Other American import: startups. In the US, a working for a startup is a good way to boost your career. In France, working for a startup is a sure way to kill your career. Young college graduates in France who tried their luck with startups often complain that their experience is completely undervalued in France, and that by working for a startup they will be stuck working for SMEs the rest of their life, when most French people would rather work for CAC 40 companies (large conglomerates or enterprises).

Regarding the pensions system, the French are and will always be comfortable spending their entire life within a single company.
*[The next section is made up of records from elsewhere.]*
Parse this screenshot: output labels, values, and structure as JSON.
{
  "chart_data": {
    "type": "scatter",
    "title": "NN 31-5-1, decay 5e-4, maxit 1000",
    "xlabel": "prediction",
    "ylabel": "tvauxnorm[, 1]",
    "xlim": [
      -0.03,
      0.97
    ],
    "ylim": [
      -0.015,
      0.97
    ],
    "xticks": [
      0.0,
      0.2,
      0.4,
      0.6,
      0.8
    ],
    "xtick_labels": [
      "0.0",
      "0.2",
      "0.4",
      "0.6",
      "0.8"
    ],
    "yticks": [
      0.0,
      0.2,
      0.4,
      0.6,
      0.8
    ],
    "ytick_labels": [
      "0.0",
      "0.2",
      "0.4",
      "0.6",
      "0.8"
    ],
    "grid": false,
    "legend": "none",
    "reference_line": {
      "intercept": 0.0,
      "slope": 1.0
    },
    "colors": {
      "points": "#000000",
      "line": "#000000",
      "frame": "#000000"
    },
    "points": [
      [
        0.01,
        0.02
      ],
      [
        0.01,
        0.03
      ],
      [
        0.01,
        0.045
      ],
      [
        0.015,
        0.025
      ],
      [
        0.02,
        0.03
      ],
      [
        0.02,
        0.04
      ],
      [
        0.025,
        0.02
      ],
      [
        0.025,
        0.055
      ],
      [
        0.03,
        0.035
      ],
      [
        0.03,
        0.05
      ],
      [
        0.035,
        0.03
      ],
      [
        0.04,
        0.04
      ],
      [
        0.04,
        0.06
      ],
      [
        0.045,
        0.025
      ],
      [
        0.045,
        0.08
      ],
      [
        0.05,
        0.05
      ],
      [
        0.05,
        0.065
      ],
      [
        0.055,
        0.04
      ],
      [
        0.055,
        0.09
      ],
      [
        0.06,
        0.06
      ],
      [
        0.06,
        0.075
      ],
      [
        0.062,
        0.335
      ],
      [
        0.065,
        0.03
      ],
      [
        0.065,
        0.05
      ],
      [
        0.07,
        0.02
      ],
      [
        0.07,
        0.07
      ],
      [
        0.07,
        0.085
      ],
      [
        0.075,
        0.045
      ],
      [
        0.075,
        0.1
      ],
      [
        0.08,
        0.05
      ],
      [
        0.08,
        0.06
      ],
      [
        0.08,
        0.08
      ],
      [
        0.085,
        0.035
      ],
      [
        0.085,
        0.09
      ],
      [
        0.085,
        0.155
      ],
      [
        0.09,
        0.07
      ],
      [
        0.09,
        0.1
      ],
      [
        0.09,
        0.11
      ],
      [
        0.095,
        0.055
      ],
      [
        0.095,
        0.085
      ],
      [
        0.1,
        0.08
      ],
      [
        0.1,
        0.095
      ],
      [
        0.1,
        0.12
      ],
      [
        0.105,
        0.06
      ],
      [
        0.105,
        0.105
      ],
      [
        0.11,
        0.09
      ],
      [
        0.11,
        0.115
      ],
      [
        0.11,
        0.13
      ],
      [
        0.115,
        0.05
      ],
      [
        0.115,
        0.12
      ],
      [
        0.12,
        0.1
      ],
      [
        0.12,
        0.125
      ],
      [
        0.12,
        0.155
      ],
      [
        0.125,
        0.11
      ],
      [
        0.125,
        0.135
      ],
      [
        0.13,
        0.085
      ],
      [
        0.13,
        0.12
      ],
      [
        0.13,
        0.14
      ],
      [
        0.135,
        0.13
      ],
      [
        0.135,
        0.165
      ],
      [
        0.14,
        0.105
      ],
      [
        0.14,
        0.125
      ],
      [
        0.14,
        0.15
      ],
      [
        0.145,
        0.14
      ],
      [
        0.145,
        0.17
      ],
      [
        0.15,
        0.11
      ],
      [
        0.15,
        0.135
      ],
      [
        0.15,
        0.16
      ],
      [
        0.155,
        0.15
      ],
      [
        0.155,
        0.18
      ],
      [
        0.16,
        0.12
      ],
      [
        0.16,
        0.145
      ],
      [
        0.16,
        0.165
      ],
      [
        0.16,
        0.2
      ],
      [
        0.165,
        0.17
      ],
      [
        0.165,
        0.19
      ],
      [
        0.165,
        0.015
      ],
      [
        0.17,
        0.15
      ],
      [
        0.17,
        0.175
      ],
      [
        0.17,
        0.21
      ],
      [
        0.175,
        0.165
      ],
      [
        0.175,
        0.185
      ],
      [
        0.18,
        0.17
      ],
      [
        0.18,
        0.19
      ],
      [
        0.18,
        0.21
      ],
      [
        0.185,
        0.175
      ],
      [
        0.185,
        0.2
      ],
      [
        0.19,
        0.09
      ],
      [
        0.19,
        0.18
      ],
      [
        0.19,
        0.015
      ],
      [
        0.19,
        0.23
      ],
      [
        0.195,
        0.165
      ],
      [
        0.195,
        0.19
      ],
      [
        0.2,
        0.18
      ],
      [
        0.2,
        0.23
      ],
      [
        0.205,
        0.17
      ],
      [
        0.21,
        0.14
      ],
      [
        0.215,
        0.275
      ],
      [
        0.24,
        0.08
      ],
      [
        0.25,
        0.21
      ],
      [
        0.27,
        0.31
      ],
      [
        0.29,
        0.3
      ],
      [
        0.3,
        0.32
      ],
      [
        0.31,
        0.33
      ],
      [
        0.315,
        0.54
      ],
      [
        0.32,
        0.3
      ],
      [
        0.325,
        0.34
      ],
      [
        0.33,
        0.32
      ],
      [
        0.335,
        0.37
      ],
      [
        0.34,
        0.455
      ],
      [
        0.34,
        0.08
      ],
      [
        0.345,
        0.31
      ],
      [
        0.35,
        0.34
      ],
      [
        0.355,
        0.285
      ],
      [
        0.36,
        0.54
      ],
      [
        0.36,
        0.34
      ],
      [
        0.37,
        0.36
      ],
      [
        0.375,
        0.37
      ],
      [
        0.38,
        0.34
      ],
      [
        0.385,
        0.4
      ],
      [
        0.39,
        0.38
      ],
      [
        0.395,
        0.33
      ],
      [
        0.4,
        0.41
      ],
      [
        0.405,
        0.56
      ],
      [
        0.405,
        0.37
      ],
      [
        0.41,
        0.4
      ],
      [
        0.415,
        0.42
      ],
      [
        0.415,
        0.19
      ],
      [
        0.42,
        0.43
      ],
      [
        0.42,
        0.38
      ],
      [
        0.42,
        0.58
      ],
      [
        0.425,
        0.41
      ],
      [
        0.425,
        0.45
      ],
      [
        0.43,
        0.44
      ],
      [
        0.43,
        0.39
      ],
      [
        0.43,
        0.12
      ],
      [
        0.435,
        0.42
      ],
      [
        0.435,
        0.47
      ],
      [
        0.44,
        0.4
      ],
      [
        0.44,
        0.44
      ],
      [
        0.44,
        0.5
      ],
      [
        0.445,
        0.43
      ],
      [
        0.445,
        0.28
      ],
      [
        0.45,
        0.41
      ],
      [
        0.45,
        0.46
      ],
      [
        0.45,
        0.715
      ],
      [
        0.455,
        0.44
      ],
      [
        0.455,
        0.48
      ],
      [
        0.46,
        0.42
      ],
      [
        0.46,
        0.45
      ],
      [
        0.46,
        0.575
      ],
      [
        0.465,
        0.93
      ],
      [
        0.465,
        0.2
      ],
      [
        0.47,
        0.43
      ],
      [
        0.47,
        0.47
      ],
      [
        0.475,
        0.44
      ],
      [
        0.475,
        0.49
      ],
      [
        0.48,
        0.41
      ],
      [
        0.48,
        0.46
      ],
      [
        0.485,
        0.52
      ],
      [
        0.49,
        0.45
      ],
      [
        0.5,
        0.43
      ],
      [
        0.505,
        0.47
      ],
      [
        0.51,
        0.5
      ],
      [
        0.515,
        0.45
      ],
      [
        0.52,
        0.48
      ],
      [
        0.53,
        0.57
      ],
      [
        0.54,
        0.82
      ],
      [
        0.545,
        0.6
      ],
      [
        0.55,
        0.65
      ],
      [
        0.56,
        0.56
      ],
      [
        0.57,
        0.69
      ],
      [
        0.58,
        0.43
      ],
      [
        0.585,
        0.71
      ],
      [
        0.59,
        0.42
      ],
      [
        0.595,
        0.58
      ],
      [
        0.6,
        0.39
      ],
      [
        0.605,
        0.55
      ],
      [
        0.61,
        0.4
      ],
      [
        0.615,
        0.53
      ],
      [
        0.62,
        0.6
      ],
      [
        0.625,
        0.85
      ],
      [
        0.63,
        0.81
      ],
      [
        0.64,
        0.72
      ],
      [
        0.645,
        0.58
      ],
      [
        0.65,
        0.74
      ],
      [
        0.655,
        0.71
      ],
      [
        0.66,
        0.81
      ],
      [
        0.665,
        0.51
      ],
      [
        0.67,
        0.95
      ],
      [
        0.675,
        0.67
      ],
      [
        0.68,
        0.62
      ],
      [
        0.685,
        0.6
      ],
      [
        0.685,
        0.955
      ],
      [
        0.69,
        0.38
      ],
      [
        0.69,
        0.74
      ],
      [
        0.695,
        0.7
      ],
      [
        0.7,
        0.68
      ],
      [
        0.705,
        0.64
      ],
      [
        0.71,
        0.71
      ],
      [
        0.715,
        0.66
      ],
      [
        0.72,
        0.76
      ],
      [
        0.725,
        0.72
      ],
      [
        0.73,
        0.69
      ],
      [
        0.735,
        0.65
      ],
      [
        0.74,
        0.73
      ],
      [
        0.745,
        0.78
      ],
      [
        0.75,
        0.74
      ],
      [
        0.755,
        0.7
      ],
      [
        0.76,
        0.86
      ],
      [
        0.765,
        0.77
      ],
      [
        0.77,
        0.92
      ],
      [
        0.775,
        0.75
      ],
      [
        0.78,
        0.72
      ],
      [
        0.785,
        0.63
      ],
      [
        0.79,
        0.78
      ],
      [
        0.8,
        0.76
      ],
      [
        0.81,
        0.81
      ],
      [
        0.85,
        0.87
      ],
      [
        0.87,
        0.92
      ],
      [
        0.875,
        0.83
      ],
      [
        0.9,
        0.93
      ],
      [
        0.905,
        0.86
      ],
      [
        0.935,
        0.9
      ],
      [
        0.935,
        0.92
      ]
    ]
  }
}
Remember that the French highly distrust and dislike strangers, and that it takes 5-7 years of weird stares and angry looks before the French can show some signs of friendliness at the workplace.

Furthermore, a lot of French companies don't hire people over 30 and a lot of French companies don't hire people with previous experience of business ownership.

My advice? Keep the pensions system the way it was. Let's think together about solutions that would match the French cultural realities, rather than copying and pasting the American 401K model.